What is notable in this issuance is that HLB Innovation has designed a structure that grants all investors a “call option.” Here, the “call option” refers to the issuer or designated entity’s right to buy back the related bonds under certain conditions, effectively a “redemption right.” This allows the company to retain flexibility to adjust the number of convertible bonds based on future stock price trends or financial conditions; from a market perspective, this can be seen as a mechanism aimed at managing the potential dilution of existing shareholders’ equity. Although convertible bonds offer high flexibility in fundraising, an increase in stock conversions later can lead to a higher number of shares outstanding, potentially putting pressure on existing shareholders’ value. Therefore, such conditions are considered important factors in investment decision-making.

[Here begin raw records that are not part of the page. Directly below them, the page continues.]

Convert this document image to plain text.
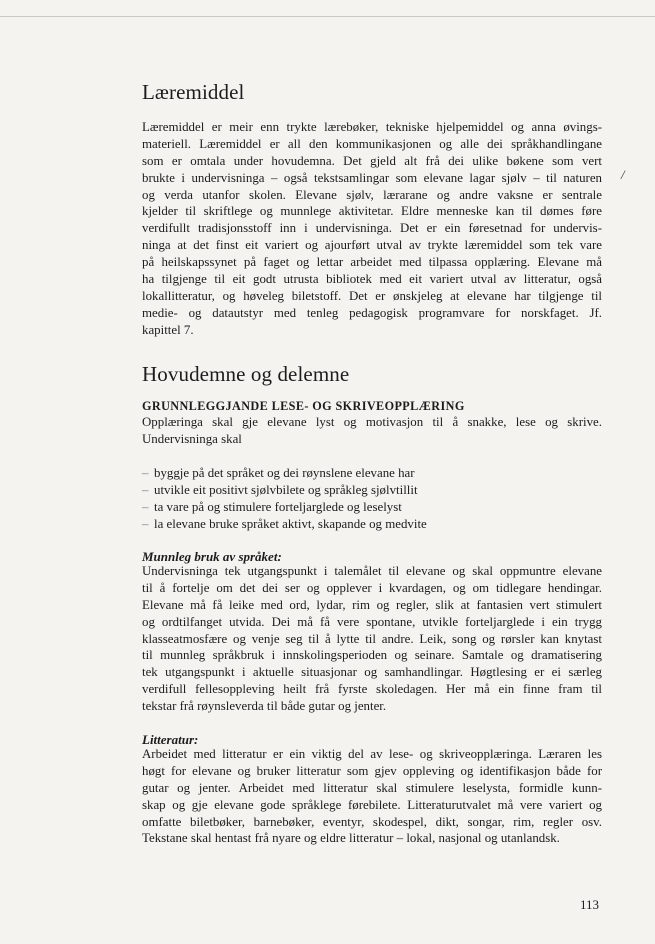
Læremiddel
Læremiddel er meir enn trykte lærebøker, tekniske hjelpemiddel og anna øvings-
materiell. Læremiddel er all den kommunikasjonen og alle dei språkhandlingane
som er omtala under hovudemna. Det gjeld alt frå dei ulike bøkene som vert
brukte i undervisninga – også tekstsamlingar som elevane lagar sjølv – til naturen
og verda utanfor skolen. Elevane sjølv, lærarane og andre vaksne er sentrale
kjelder til skriftlege og munnlege aktivitetar. Eldre menneske kan til dømes føre
verdifullt tradisjonsstoff inn i undervisninga. Det er ein føresetnad for undervis-
ninga at det finst eit variert og ajourført utval av trykte læremiddel som tek vare
på heilskapssynet på faget og lettar arbeidet med tilpassa opplæring. Elevane må
ha tilgjenge til eit godt utrusta bibliotek med eit variert utval av litteratur, også
lokallitteratur, og høveleg biletstoff. Det er ønskjeleg at elevane har tilgjenge til
medie- og datautstyr med tenleg pedagogisk programvare for norskfaget. Jf.
kapittel 7.
/
Hovudemne og delemne
GRUNNLEGGJANDE LESE- OG SKRIVEOPPLÆRING
Opplæringa skal gje elevane lyst og motivasjon til å snakke, lese og skrive.
Undervisninga skal
– byggje på det språket og dei røynslene elevane har
– utvikle eit positivt sjølvbilete og språkleg sjølvtillit
– ta vare på og stimulere forteljarglede og leselyst
– la elevane bruke språket aktivt, skapande og medvite
Munnleg bruk av språket:
Undervisninga tek utgangspunkt i talemålet til elevane og skal oppmuntre elevane
til å fortelje om det dei ser og opplever i kvardagen, og om tidlegare hendingar.
Elevane må få leike med ord, lydar, rim og regler, slik at fantasien vert stimulert
og ordtilfanget utvida. Dei må få vere spontane, utvikle forteljarglede i ein trygg
klasseatmosfære og venje seg til å lytte til andre. Leik, song og rørsler kan knytast
til munnleg språkbruk i innskolingsperioden og seinare. Samtale og dramatisering
tek utgangspunkt i aktuelle situasjonar og samhandlingar. Høgtlesing er ei særleg
verdifull fellesoppleving heilt frå fyrste skoledagen. Her må ein finne fram til
tekstar frå røynsleverda til både gutar og jenter.
Litteratur:
Arbeidet med litteratur er ein viktig del av lese- og skriveopplæringa. Læraren les
høgt for elevane og bruker litteratur som gjev oppleving og identifikasjon både for
gutar og jenter. Arbeidet med litteratur skal stimulere leselysta, formidle kunn-
skap og gje elevane gode språklege førebilete. Litteraturutvalet må vere variert og
omfatte biletbøker, barnebøker, eventyr, skodespel, dikt, songar, rim, regler osv.
Tekstane skal hentast frå nyare og eldre litteratur – lokal, nasjonal og utanlandsk.
113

Recently, in the biotech industry, financing methods and timing often become as critical as R&D achievements in determining corporate competitiveness. Especially in negotiations with global pharmaceutical companies, the clinical progress of candidate substances, financial strength, and development sustainability are evaluated together. HLB Innovation’s decision this time is less about ensuring simple operational funds and more about accelerating clinical development schedules and gaining negotiation leverage. This trend may lead biotech companies to combine technological development with financial strategies to gain market trust in the future.